OK well let’s understand something basic about VLANs, they aren’t some magical solution. VLANs are for when the network subnets are not physically separated on the network. I.e. two or more subnets need to route over the same interfaces, etc…

Not sure what security you think it provides. At best it means that the subnets can’t route/talk to each other. That’s just basic Layer2 with or without VLANs, different L2 domains (subnets) don’t talk to each other without routing in place.

Voice priority doesn’t require a VLAN, it can be based on numerous factors like a single IP, multiple IPs, etc. but that will also depend on your router abilities.

Now this whole thing with the GS DECTs, you’re getting delay, lag, audio issues? Putting this on a VLAN isn’t going to solve the bandwidth consumption. But since at most you’re looking at 80Kbps per call how many handsets are on this DECT set? Because you would need at least 11-12 handsets going at once to even have a 1Mbps pipe happening on a switch/network that is at least 100Mbps but most likely 1Gbps.

I’m not saying that using VLANs isn’t needed or that it shouldn’t be done. I usually have 2-3 VLANs on a deployment depending on how big it is and what is involved. But I’ve seen too many people come in on forums/IRC and what to do VLANs for all the wrong reasons and not have a basic understanding of what they are for. The general thought process is “I read on the Internet VLANs do magic…” and that generally isn’t the case. I’ve lost count of how many people have a single subnet but want help setting up multiple VLANs for “security”. Just not how it works.

(Ralph) #17

Thanks Tom Ray for your response. The pbx is on my home network with all the system using common cables around the house. There are only 2 DECT phones. I followed the Crosstalk Solutions video on vlans using a Ubiquti managed switch which suggested a voice vlan. They setup the vlan on the switch and did not mention vlans on the phone settings or the pbx. I have read a guide to vlans which helped somewhat but I am not clear if I need to tag voice data from the phone to the pbx via the switch for the switch to recognise tagged data or just tag data at the switch ports.
I realise that these questions show a high degree of ignorance but I am grateful for your help.
If you want to direct me to a book, webpage or video to learn for my self I would be grateful for that too.

(Tom Ray) #18

You don’t need VLANs or multiple subnets from the sound of it.
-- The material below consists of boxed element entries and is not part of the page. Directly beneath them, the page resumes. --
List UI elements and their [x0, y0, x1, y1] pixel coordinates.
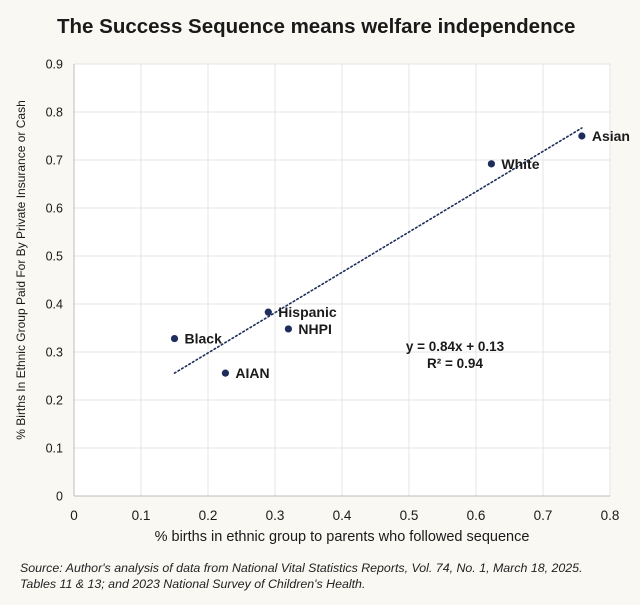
data-label-black: Black [185, 331, 223, 347]
data-point-black [170, 334, 179, 343]
y-tick-label: 0.9 [46, 58, 63, 72]
axes [73, 64, 610, 497]
r-squared: R² = 0.94 [427, 356, 483, 371]
data-point-hispanic [264, 308, 272, 316]
y-tick-label: 0.7 [46, 154, 63, 168]
x-tick-label: 0 [70, 508, 78, 523]
data-label-nhpi: NHPI [298, 321, 331, 337]
y-tick-label: 0.6 [46, 202, 63, 216]
x-tick-label: 0.3 [266, 508, 285, 523]
data-label-white: White [501, 156, 539, 172]
source-line-2: Tables 11 & 13; and 2023 National Survey… [20, 577, 366, 591]
y-tick-label: 0.3 [46, 346, 63, 360]
y-tick-label: 0.8 [46, 106, 63, 120]
data-point-white [487, 160, 496, 168]
y-tick-labels: 0 0.1 0.2 0.3 0.4 0.5 0.6 0.7 0.8 0.9 [46, 58, 63, 504]
x-tick-label: 0.8 [601, 508, 620, 523]
x-axis-label: % births in ethnic group to parents who … [155, 529, 530, 545]
y-axis-label: % Births In Ethnic Group Paid For By Pri… [14, 100, 28, 439]
x-tick-label: 0.4 [333, 508, 352, 523]
data-points [170, 132, 586, 377]
y-tick-label: 0.1 [46, 442, 63, 456]
x-tick-label: 0.7 [534, 508, 553, 523]
trendline-group [173, 127, 583, 374]
x-tick-label: 0.6 [467, 508, 486, 523]
data-label-asian: Asian [592, 128, 630, 144]
data-point-asian [578, 132, 586, 140]
regression-equation: y = 0.84x + 0.13 [406, 339, 505, 354]
gridlines [74, 63, 611, 496]
y-tick-label: 0.2 [46, 394, 63, 408]
source-line-1: Source: Author's analysis of data from N… [20, 561, 583, 575]
trendline [173, 127, 583, 374]
x-tick-label: 0.1 [132, 508, 151, 523]
y-tick-label: 0.4 [46, 298, 63, 312]
y-tick-label: 0.5 [46, 250, 63, 264]
x-tick-label: 0.2 [199, 508, 218, 523]
chart-title: The Success Sequence means welfare indep… [57, 15, 576, 38]
y-tick-label: 0 [56, 490, 63, 504]
data-label-aian: AIAN [235, 365, 269, 381]
data-point-aian [221, 369, 230, 377]
data-label-hispanic: Hispanic [278, 304, 337, 320]
data-point-nhpi [284, 325, 292, 333]
x-tick-label: 0.5 [400, 508, 419, 523]
source-note: Source: Author's analysis of data from N… [20, 560, 620, 592]
x-tick-labels: 0 0.1 0.2 0.3 0.4 0.5 0.6 0.7 0.8 [70, 508, 619, 523]
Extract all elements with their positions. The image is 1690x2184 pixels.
The video in question I’m sure was directed more to business networks.


I agree, I don’t think you need vlans. They are just a way to virtually separate networks for security.

There were some posts on DHCP that I think should be clarified. With DHCP, the DHCP server assigns the IP address, the IP address can change. However this is different from a DHCP server with reservations. In that case the DHCP is still issuing the IP address and related info (gateways, etc) but the IP address is static, from the reservation table.